George Weigel characterizes Pope Francis a “revolutionary,” but insists that he is not a revolutionary in the ways most observers have suggested.
Weigel writes, “The pope is passionately concerned about the poor, and he knows that poverty in the 21st century takes many forms. It can be found in the grinding material poverty of his native Buenos Aires, caused by decades of corruption, indifference, and the church’s failures to catechize Argentina’s economic and political leaders. But poverty can also be found in the soul-withering spiritual desert of those who measure their humanity by what they have rather than who they are, and who judge others by the same materialist yardstick. Then there is the ethical impoverishment of moral relativism, which dumbs down human aspiration, impedes common work for the common good in society, and inevitably leads to social fragmentation and personal unhappiness.”
Francis is not anti-business. Weigel says, “he knows that ‘business is a vocation and a noble vocation,’ if ordered to the common good and the empowerment of the poor.
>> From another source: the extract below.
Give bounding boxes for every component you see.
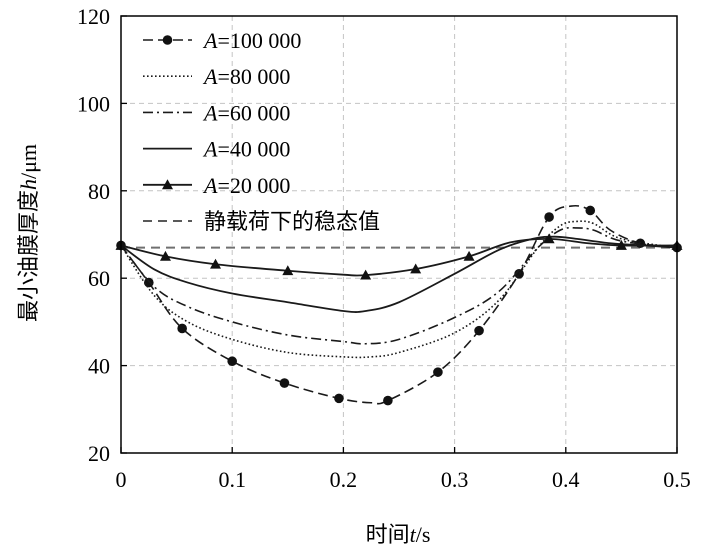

When he criticizes the social, economic or political status quo, he does so as a pastor who is ‘interested only in helping all those who are in thrall to an individualistic, indifferent and self-centered mentality to be freed from those unworthy chains and to attain a way of living and thinking that is more humane, noble, and fruitful.’”
The revolution he advances is not economic or political, but “a revolution in the self-understanding of the Catholic Church: a re-energizing return to the pentecostal fervor and evangelical passion from which the church was born two millennia ago, and a summons to mission that accelerates the great historical transition from institutional-maintenance Catholicism to the Church of the New Evangelization.”
Weigel, in short, thinks that the current Pope is committed to much the same agenda as Weigel himself. Francis is an evangelical Catholic, deeply converted, deeply committed to evangelizing and pastoring the late modern world.